Buena Vista / 77 Minutes / 1953 / Rated G / Street Date: February 5, 2013
Peter Pan was intended to be Walt’s second feature-length animated film following the success of Disney’s Snow White. However, a series of events (including WWII) resulted in delays, and Peter Pan found its way to the screen some sixteen years later in 1953. As you’ll discover in the special features on this disc, Peter Pan made a significant impression on Walt Disney as a child when he saw Maude Adams perform Peter in a stage play in the early 1900s, and so bringing this story to the screen was the fulfillment of a very personal dream for Disney.
Written by James Matthew Barrie in 1904 (upon who’s life the film Finding Neverland is based), Peter Pan is a story that speaks to the joys of youth and imagination and begs the question of balancing that innocence with the unavoidable demands of adulthood.

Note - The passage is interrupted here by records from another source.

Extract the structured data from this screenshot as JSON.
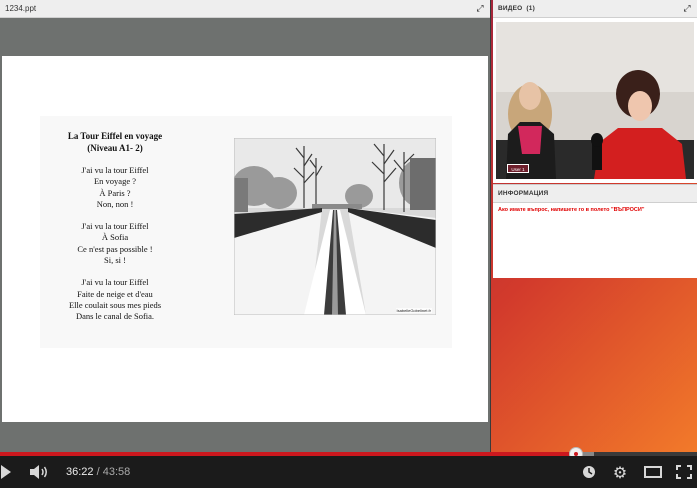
{
  "presentation": {
    "title": "1234.ppt"
  },
  "slide": {
    "poem_title": "La Tour Eiffel en voyage",
    "poem_level": "(Niveau A1- 2)",
    "stanzas": [
      [
        "J'ai vu la tour Eiffel",
        "En voyage ?",
        "À Paris ?",
        "Non, non !"
      ],
      [
        "J'ai vu la tour Eiffel",
        "À Sofia",
        "Ce n'est pas possible !",
        "Si, si !"
      ],
      [
        "J'ai vu la tour Eiffel",
        "Faite de neige et d'eau",
        "Elle coulait sous mes pieds",
        "Dans le canal de Sofia."
      ]
    ],
    "photo_credit": "IsabelleGobelinet.fr"
  },
  "video_panel": {
    "title": "ВИДЕО",
    "count": "(1)",
    "user_label": "User 1"
  },
  "info_panel": {
    "title": "ИНФОРМАЦИЯ",
    "message": "Ако имате въпрос, напишете го в полето \"ВЪПРОСИ\""
  },
  "player": {
    "current_time": "36:22",
    "duration": "43:58",
    "separator": " / ",
    "progress_fraction": 0.827,
    "accent_color": "#cc181e"
  },
  "icons": [
    "expand-icon",
    "play-icon",
    "volume-icon",
    "watch-later-icon",
    "gear-icon",
    "theater-icon",
    "fullscreen-icon"
  ]
}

Disney’s adaptation preserves the story’s most important themes including deeper and slightly darker undertones that might go unnoticed by child viewers. Peter Pan is deceptively lighthearted on the surface. But infused into Peter’s fantasy-inspired Neverland is the fallacy of his childish selfishness that makes him unable to empathize with those around him. Ultimately, Peter’s tale serves to inspire us with the mysticism of youthful innocence, but also to compel us to embrace the unfolding responsibilities of adulthood as seen born out in the character of Wendy.

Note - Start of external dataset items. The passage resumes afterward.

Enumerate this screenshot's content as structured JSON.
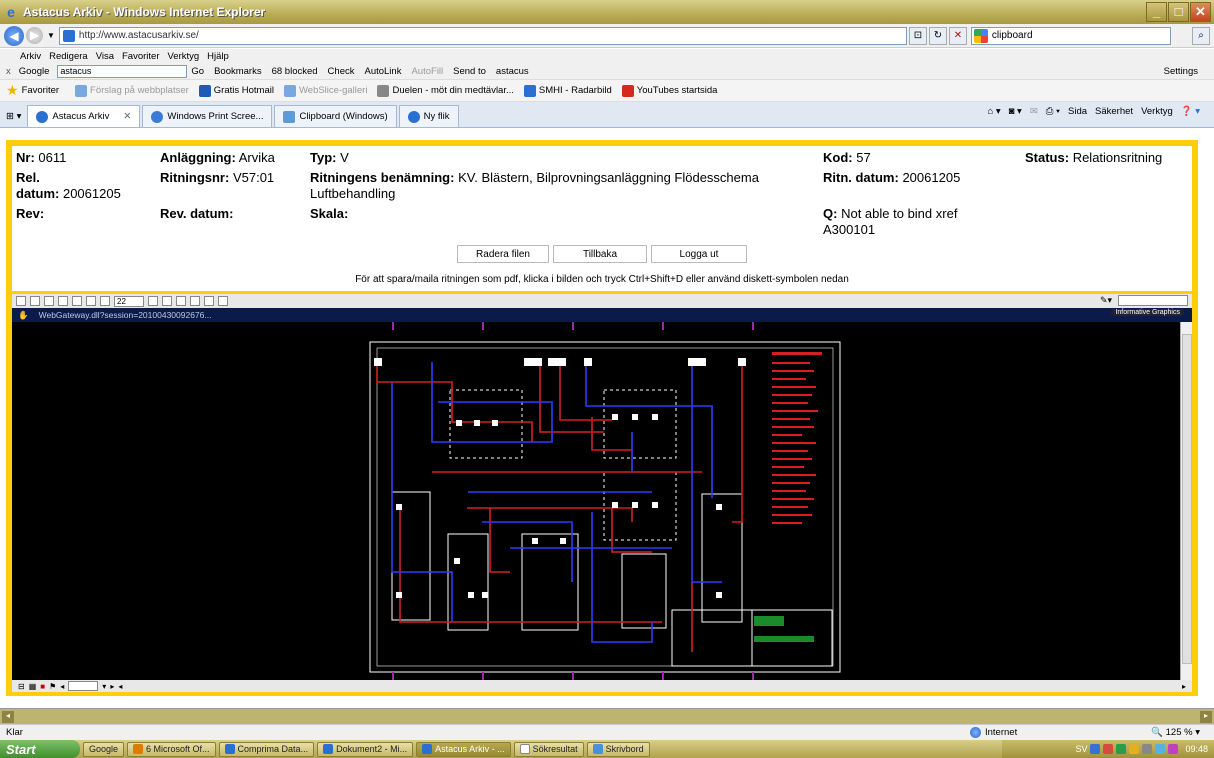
{
  "window": {
    "title": "Astacus Arkiv - Windows Internet Explorer"
  },
  "addressbar": {
    "url": "http://www.astacusarkiv.se/",
    "search_value": "clipboard"
  },
  "menu": [
    "Arkiv",
    "Redigera",
    "Visa",
    "Favoriter",
    "Verktyg",
    "Hjälp"
  ],
  "googlebar": {
    "label": "Google",
    "search_value": "astacus",
    "items": [
      "Go",
      "Bookmarks",
      "68 blocked",
      "Check",
      "AutoLink",
      "AutoFill",
      "Send to",
      "astacus"
    ],
    "settings": "Settings"
  },
  "favorites": {
    "label": "Favoriter",
    "items": [
      "Förslag på webbplatser",
      "Gratis Hotmail",
      "WebSlice-galleri",
      "Duelen - möt din medtävlar...",
      "SMHI - Radarbild",
      "YouTubes startsida"
    ]
  },
  "tabs": [
    {
      "label": "Astacus Arkiv",
      "active": true
    },
    {
      "label": "Windows Print Scree...",
      "active": false
    },
    {
      "label": "Clipboard (Windows)",
      "active": false
    },
    {
      "label": "Ny flik",
      "active": false
    }
  ],
  "commandbar": [
    "Sida",
    "Säkerhet",
    "Verktyg"
  ],
  "info": {
    "nr_label": "Nr:",
    "nr": "0611",
    "anl_label": "Anläggning:",
    "anl": "Arvika",
    "typ_label": "Typ:",
    "typ": "V",
    "kod_label": "Kod:",
    "kod": "57",
    "status_label": "Status:",
    "status": "Relationsritning",
    "reldatum_label1": "Rel.",
    "reldatum_label2": "datum:",
    "reldatum": "20061205",
    "ritnr_label": "Ritningsnr:",
    "ritnr": "V57:01",
    "benamning_label": "Ritningens benämning:",
    "benamning1": "KV. Blästern, Bilprovningsanläggning Flödesschema",
    "benamning2": "Luftbehandling",
    "ritndatum_label": "Ritn. datum:",
    "ritndatum": "20061205",
    "rev_label": "Rev:",
    "revdatum_label": "Rev. datum:",
    "skala_label": "Skala:",
    "q_label": "Q:",
    "q1": "Not able to bind xref",
    "q2": "A300101"
  },
  "buttons": {
    "delete": "Radera filen",
    "back": "Tillbaka",
    "logout": "Logga ut"
  },
  "hint": "För att spara/maila ritningen som pdf, klicka i bilden och tryck Ctrl+Shift+D eller använd diskett-symbolen nedan",
  "viewer": {
    "zoom": "22",
    "session": "WebGateway.dll?session=20100430092676...",
    "brand": "Informative Graphics"
  },
  "status": {
    "left": "Klar",
    "zone": "Internet",
    "zoom": "125 %"
  },
  "taskbar": {
    "start": "Start",
    "tasks": [
      "Google",
      "6 Microsoft Of...",
      "Comprima Data...",
      "Dokument2 - Mi...",
      "Astacus Arkiv - ...",
      "Sökresultat",
      "Skrivbord"
    ],
    "time": "09:48",
    "lang": "SV"
  }
}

In common with many other historical works from this era, there are some racial representations in Peter Pan that do not meet with a respectful understanding of groups seen as “the other” from a 1950’s Caucasian viewpoint. The offense of Pan most heavily affects portrayals of Native Americans as unintelligent savages (the pirates are also portrayed without intellect, so it’s not a representation intended to malign Native American peoples). However, I’m certain that all well-meaning parents will take the opportunity to engage with their children to discuss questions of race, culture, ethnicity, and how sometimes stories, even very good ones, don’t fairly represent every side and shouldn’t be accepted as fact. Used to such advantage, the weaknesses of this story can actually serve to raise awareness of these important issues with your children who will no doubt encounter other instances of racial and ethnic stereotyping in their daily lives.
Despite these minor grievances (no film is free from imperfection, Disney or otherwise), Peter Pan is a part of American culture and is filled with imagination, adventure, and life-lessons well worth sharing with a new generation. At the same time, it can be enjoyed again and again by those of us catching a glimpse through the window of the pirate’s ship sailing off to Neverland.